Figure 3 shows total pressure recovery in terms of inlet mass flow rate. As shown in this figure, the total pressure recovery is increased by the bleeds and the total mass flow rate supplied into the inlet air chamber is also increased, in spite of the mass flow loss by the bleeds. The inlet mass flow loss by the bleeds is clearly compensated by the mass flow gain to yield the positive net mass flow rate. The curve indicates that the inlet with bleeds has higher total pressure recovery and inlet mass flow rate than the baseline case. The curve also shows that the bleeds can effectively suppress inlet buzz for TR< 2.41, where inlet buzz occurs without bleeding.
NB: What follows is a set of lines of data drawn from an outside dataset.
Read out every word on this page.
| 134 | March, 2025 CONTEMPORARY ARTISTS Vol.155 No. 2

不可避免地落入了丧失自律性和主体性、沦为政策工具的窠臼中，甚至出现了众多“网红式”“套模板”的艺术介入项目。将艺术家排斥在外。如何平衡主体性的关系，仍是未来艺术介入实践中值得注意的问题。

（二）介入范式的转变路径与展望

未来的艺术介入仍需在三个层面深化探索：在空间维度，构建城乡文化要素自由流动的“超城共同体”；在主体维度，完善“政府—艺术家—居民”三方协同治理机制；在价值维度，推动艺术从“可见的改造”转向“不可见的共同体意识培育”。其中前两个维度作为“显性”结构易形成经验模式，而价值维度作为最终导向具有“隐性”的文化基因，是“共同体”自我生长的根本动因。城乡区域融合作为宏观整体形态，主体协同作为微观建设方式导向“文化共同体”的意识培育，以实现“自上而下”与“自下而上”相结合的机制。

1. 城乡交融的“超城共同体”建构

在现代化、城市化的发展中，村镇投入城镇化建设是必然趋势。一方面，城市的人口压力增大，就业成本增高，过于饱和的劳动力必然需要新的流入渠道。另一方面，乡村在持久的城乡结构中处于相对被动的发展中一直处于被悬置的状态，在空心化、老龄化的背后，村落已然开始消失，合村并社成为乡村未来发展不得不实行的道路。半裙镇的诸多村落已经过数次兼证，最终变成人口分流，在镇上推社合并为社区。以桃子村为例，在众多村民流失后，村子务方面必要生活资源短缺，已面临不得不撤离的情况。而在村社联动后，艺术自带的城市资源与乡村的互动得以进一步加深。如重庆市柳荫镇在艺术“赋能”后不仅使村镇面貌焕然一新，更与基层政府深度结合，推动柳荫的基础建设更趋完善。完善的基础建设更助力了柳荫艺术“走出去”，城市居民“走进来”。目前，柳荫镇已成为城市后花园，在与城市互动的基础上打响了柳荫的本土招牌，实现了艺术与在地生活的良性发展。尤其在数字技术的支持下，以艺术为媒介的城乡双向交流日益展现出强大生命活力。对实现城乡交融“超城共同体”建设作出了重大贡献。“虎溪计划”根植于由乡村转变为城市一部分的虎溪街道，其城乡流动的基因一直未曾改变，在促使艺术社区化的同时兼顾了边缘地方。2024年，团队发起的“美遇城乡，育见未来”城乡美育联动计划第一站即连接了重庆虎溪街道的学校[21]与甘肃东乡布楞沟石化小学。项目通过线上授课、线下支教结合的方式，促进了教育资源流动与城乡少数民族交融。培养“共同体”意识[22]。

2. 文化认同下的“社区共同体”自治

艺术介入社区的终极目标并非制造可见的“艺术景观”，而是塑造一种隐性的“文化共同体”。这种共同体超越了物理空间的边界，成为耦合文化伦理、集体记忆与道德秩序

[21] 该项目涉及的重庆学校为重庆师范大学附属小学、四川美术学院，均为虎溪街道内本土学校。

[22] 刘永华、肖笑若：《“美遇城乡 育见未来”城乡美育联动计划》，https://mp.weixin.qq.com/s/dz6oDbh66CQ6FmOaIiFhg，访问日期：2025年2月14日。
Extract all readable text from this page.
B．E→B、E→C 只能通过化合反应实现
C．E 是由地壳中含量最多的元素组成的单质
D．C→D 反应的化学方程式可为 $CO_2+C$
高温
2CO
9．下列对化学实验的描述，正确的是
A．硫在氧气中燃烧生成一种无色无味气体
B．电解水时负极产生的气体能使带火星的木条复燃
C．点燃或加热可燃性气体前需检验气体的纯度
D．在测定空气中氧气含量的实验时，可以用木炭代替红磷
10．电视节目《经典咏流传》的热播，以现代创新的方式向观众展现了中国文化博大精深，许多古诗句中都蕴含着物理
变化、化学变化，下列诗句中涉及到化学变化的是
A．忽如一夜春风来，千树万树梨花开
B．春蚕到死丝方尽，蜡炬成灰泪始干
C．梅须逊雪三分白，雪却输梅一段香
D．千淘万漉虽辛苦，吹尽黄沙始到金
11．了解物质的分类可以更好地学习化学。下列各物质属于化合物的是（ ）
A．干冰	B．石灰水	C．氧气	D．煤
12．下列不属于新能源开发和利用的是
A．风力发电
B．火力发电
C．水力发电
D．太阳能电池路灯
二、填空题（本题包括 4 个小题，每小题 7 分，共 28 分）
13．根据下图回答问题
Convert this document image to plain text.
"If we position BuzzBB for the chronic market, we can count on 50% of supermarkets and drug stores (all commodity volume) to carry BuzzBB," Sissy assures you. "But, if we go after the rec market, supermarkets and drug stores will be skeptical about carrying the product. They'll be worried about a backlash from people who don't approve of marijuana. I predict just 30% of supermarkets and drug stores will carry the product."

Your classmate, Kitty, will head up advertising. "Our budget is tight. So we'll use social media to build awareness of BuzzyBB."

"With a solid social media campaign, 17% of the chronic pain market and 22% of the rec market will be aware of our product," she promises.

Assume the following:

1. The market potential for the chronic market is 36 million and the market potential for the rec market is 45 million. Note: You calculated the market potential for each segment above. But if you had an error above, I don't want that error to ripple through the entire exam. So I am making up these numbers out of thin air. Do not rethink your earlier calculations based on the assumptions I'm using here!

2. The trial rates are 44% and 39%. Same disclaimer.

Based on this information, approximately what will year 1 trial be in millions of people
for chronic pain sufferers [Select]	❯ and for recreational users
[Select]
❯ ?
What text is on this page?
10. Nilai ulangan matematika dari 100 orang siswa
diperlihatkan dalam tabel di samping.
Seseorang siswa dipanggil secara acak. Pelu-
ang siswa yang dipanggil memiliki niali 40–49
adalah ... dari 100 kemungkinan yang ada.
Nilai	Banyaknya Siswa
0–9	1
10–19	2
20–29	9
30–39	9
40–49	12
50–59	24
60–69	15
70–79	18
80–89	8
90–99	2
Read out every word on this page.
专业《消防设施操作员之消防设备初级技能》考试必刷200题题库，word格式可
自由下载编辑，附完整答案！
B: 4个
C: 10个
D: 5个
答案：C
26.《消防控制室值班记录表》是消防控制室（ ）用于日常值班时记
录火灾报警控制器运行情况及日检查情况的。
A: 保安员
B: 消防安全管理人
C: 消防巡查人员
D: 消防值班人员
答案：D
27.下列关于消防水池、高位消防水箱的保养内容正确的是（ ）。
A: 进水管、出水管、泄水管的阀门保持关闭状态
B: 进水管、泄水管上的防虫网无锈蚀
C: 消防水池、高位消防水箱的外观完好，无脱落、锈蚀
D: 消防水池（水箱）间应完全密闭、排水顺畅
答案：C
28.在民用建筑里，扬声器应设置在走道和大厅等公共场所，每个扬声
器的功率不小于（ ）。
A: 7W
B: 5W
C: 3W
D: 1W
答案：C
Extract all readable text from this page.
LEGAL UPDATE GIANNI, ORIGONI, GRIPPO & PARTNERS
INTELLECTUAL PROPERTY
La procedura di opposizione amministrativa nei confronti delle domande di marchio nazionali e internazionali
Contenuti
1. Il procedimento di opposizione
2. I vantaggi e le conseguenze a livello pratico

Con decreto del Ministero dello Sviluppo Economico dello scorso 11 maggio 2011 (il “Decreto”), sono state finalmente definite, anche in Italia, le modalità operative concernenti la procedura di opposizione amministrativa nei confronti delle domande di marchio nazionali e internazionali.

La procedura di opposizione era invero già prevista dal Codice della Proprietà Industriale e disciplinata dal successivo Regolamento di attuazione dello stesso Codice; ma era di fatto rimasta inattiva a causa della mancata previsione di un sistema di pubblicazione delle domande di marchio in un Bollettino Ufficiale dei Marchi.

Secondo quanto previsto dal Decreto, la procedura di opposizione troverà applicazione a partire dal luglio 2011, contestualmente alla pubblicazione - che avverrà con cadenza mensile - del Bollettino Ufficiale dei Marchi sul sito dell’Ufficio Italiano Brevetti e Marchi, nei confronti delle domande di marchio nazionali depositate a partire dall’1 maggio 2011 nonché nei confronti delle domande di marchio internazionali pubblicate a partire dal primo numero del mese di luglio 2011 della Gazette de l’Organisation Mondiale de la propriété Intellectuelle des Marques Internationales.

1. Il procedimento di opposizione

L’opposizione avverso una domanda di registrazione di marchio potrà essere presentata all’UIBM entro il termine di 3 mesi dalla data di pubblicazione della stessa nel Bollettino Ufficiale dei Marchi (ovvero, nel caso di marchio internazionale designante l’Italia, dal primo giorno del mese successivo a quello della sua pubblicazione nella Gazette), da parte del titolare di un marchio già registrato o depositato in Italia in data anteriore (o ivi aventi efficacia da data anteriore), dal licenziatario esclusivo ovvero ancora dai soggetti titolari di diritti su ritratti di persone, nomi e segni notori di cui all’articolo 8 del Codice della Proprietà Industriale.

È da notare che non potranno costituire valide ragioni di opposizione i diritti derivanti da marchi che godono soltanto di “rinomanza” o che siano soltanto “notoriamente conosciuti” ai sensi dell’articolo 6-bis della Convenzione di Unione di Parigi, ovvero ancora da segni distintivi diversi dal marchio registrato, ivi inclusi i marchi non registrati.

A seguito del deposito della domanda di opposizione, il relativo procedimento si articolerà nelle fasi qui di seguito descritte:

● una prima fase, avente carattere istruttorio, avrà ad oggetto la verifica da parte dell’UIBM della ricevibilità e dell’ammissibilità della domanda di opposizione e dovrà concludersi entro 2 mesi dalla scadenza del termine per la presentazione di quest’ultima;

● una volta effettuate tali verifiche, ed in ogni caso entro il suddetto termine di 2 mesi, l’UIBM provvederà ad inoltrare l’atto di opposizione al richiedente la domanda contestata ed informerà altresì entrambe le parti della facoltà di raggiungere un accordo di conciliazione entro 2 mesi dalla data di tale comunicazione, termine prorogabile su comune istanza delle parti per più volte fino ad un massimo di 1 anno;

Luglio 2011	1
As shown in Fig. 4, the bleeds prevent the terminal shock wave from moving in the upstream direction and remove the separated flow region, while inlet buzz occurs without the bleeds. The mass flow removed by the bleeds causes pressure drop after the shock, thus the lowered back pressure cannot push the shock wave upstream. Consequently, the bleed device provides enhanced inlet performance in the sub-critical operating range by increasing the total pressure recovery, and extends the inlet operation range by effectively suppressing inlet buzz.


Fig. 4. History of total pressure recovery with and without bleeding

II. Analyses of supersonic inlet instability

To understand hysteretic inlet buzz characteristics, unsteady computations are conducted under a complete historic path of inlet mass flow change. As the inlet mass flow rate decreases, a sudden transition of inlet buzz frequency from mode 1 to mode 2 is observed. At the beginning of increasing mass flow rate from the closed exit, another buzz transition from the mode 2 to mode 3 is observed. Even though the mass flow rate increases continuously, the high frequency in mode 3 is consistently maintained until the throttling ratio reaches a high mass flow rate condition. If the mass flow rate increases further, the dominant frequency drops from mode 3 to mode 1. As a result, the buzz frequency and total pressure recovery under the increasing mass flow rate condition is quite different from the one under the decreasing mass flow rate condition. In other words, the computational study shows the hysteretic buzz behavior dependent on the mass flow rate change with three kinds of buzz transitions.


Fig. 5. Hysteresis of buzz dominant frequency in terms of throttling ratio (TR)